1 . The acceptance of his prayer on behalf of Israel. "I have heard thy prayer" ( 2 Chronicles 7:12 ). On a similar basis Jehovah grounds his covenant with Christ concerning the Church of the New Testament, via. his acceptance of Christ's mediation and intercession—"Thou art [or, 'this is'] my beloved Son, in whom I am well pleased"; "Father, I know that thou hearest me always" ( John 11:42 ).
2 . The choice of his temple as a place of sacrifice. ( 2 Chronicles 7:12 .) There can be no covenant except on a sacrificial basis ( Hebrews 9:16-20 ). For this reason emphasis was laid upon the choice of the temple as a house of sacrifice. The "house of sacrifice" in the new covenant was the temple of Christ's body ( John 2:21 ; Hebrews 10:19 , Hebrews 10:20 ).
III. THE PROMISES .
1 . For the people. That penitential prayer, accompanied with an earnest seeking of the Divine favour, and a genuine work of reformation among them, should be followed by forgiveness and its attendant signs ( 2 Chronicles 7:14 ).
2 . For the temple . That God's heart should be there perpetually ( 2 Chronicles 7:16 ), that his eyes should be open towards it, and his ears attest unto whatever prayer should in future years be made in it ( 2 Chronicles 7:15 ). So God still engages to observe every suppliant and hear every prayer made to him in Christ's Name, or with an eye to his atoning sacrifice; because his eyes and his heart are ever on the Son.
3 . For the king . That God would establish his throne according to the covenant made with David, that the throne of Israel should never want a ruler ( 2 Chronicles 7:18 ); always provided that he, the king, followed in the footsteps of David, doing all God commanded him, and observing God's statutes and judgments.
IV. THE THREATENINGS . All covenants have penalties attached to them to be inflicted as alternatives in case the covenanting party or parties fail to implement the condition on which alone the promise or promises can be bestowed (see Genesis 2:17 ). Here the penalties for disobedience were explicit, if severe.

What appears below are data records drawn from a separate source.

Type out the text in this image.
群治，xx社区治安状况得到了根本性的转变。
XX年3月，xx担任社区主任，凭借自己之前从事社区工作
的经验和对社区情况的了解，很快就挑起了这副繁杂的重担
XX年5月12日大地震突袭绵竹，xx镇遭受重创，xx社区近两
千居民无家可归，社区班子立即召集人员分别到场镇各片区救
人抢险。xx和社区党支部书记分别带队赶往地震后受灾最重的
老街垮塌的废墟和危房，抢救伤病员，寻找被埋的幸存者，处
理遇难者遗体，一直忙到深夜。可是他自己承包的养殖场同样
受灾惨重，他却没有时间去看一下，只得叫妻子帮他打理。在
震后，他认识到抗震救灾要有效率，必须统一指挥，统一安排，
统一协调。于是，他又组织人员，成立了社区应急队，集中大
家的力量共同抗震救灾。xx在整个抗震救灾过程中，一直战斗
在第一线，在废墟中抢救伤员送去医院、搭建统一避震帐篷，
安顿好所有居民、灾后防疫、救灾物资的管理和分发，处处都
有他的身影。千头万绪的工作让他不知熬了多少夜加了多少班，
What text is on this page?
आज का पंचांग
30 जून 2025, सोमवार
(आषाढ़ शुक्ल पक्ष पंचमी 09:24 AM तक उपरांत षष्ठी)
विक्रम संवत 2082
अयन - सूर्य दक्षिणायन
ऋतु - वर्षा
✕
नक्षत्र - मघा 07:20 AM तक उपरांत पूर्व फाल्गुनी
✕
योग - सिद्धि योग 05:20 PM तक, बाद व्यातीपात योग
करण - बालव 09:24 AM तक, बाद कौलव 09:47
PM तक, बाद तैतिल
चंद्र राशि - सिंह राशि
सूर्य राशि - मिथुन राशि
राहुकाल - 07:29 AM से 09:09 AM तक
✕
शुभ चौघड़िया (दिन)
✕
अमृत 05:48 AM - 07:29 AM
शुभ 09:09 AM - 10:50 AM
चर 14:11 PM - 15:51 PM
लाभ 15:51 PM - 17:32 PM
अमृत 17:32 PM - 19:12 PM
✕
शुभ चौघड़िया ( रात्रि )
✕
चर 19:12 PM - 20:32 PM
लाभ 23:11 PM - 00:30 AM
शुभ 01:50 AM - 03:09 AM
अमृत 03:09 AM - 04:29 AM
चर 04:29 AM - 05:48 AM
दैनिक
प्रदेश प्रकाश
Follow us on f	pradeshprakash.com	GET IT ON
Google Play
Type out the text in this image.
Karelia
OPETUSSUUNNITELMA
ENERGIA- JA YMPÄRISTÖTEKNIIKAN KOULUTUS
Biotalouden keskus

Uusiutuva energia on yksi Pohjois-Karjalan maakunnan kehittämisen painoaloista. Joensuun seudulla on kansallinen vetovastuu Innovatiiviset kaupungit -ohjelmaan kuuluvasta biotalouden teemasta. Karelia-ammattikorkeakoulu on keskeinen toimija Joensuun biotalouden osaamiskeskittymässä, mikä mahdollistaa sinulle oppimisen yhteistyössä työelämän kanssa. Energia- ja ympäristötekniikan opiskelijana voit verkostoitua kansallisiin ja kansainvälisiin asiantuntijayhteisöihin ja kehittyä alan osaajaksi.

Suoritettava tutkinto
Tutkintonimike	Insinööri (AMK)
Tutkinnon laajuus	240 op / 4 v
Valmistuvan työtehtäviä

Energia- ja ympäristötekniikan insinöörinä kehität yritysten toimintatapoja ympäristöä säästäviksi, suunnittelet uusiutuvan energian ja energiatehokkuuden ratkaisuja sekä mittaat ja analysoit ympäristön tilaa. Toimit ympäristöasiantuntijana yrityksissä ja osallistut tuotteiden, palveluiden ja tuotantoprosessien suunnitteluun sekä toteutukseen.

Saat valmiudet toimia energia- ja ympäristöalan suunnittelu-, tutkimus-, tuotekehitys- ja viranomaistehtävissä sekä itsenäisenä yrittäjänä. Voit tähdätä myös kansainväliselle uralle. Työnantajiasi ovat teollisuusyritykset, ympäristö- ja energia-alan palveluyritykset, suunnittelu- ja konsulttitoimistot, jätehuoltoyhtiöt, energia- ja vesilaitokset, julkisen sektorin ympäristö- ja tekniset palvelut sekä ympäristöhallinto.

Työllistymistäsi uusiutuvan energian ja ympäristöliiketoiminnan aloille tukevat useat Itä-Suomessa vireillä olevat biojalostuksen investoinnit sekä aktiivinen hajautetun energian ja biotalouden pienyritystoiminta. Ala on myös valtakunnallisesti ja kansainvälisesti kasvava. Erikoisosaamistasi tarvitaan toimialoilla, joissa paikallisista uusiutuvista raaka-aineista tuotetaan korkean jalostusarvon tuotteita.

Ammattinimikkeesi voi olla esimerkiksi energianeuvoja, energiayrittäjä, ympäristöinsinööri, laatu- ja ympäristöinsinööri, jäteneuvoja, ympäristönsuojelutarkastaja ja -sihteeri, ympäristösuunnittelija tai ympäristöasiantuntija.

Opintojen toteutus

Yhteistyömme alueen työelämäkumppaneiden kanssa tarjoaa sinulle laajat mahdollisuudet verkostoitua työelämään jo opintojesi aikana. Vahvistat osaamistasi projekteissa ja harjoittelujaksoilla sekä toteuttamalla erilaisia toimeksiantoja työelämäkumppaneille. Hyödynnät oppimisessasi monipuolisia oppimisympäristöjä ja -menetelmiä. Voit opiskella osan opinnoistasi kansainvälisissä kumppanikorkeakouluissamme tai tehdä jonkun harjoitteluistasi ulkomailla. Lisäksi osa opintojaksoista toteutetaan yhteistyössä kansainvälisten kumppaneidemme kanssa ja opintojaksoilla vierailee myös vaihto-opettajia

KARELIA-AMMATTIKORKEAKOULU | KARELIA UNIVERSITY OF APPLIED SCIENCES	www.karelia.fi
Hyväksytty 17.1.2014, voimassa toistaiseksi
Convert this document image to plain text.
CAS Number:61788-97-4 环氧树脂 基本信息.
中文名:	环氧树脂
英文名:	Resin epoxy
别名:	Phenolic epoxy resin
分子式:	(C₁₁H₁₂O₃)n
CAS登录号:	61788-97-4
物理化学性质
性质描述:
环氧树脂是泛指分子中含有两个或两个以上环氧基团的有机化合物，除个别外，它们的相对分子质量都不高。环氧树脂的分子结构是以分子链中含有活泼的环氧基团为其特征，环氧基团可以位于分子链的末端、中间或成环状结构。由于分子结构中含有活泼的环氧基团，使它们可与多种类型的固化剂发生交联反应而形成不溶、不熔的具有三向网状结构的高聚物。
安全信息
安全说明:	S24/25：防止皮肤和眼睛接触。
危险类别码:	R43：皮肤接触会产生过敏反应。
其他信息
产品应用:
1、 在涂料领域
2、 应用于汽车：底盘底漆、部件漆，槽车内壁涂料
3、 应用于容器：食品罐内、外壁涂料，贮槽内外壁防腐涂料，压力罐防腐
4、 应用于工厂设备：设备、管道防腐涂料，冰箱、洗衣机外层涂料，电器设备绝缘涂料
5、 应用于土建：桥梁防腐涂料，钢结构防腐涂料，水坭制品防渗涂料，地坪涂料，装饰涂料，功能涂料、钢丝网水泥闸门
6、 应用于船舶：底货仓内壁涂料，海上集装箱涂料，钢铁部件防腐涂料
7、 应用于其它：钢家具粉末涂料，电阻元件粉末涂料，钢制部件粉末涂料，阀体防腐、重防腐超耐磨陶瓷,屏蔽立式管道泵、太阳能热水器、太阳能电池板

1 . For the king. Failure of the royal line, which would terminate with himself or with a near descendant. This a clear deduction from the terms of the Davidic covenant.
2 . For the people. Plucking up by the roots from the land of their inheritance, and dispersion among the nations of the earth as a proverb and a byword ( 2 Chronicles 7:20 ).
3 . For the temple. Destruction and desolation, which should make of its lofty wails an astonishment to every one that passeth by.
1 . That God's promises of grace and salvation are all conditioned by the faith and obedience of those who receive them.
2 . That God's threatenings are as certain of fulfilment as his promises.
3 . That God's judgments can always vindicate themselves to those who reverently inquire concerning them.—W.